Artificial intelligence can accurately predict hospital admission numbers due to COVID-19 up to four weeks in advance, new research showed.
The research involved developing an AI-based system using COVID wastewater sampling from 159 countries in the US, covering nearly 100 million Americans, along with US hospital admission records to build the prediction model.
"Current prediction methods are based on COVID-19 laboratory testing, or self-testing and reporting, however this does not pick up asymptomatic cases, and many countries are moving away from rigorous testing requirements," said Dr. Xuan Li from the University of Technology Sydney's (UTS) Faculty of Engineering and IT.
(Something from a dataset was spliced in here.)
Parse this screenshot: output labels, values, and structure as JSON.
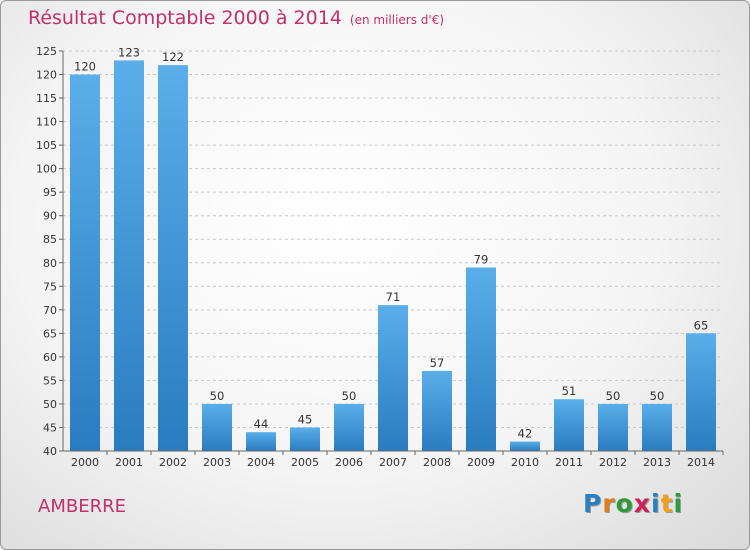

Li together with colleague Professor Qilin Wang led the research alongside researchers from UNSW Sydney, Delft University of Technology and Morgan State University.
The study was supported by the Australian Research Council and the Australian Academy of Science.
"COVID-19 still poses a heavy burden on healthcare systems around the world. The number of Australians in hospital with COVID-19 peaked at around 5,500. Rapid increases in patient numbers can stress frontline healthcare capacity and increase fatality rates," said Li.
Dr. Xuan Li, UTS
Li was recently awarded a two-year grant from the Australian Academy of Science WH Gladstones Population and Environment Fund to develop an Australian-based wastewater prediction model.
Cost-effective early warning system
Professor Wang said the research reveals wastewater surveillance combined with AI-based modelling can be a cost-effective early warning system, allowing public health officials to better prepare for and manage pandemic waves, and efficiently allocate limited healthcare resources.
Wang noted that while wastewater monitoring is already conducted in many countries, it is limited to showing whether COVID-19 is present in a region, as well as a rough estimation of whether the burden is increasing or decreasing.
"We used AI to pick up patterns and changes in the data and learn from this to increase the accuracy of predictions.”
Professor Qilin Wang UTS
"Variables that can influence hospital admissions include changing behaviour due to public policies, vaccination rates, holidays and weather. The established model can help accurately predict the hospitalisation needs due to COVID-19 in the region," said Wang.
The way forward
Li hopes to extend her research to include other infectious diseases that can be detected through wastewater-based epidemiology, including food-borne pathogens, such as salmonella and E-coli, and viruses such as flu, norovirus and hepatitis A.
"My PhD focused on sewer design to reduce concrete corrosion, however I graduated right around the time of COVID-19 and saw an opportunity to monitor and study the pandemic," said Dr Li.
"I'm grateful for the opportunity to receive the WH Gladstones award, particularly as an early career researcher, to explore the potential to create early-warning systems for COVID-19 and other diseases. I hope this work can benefit the community and inspire other women in science."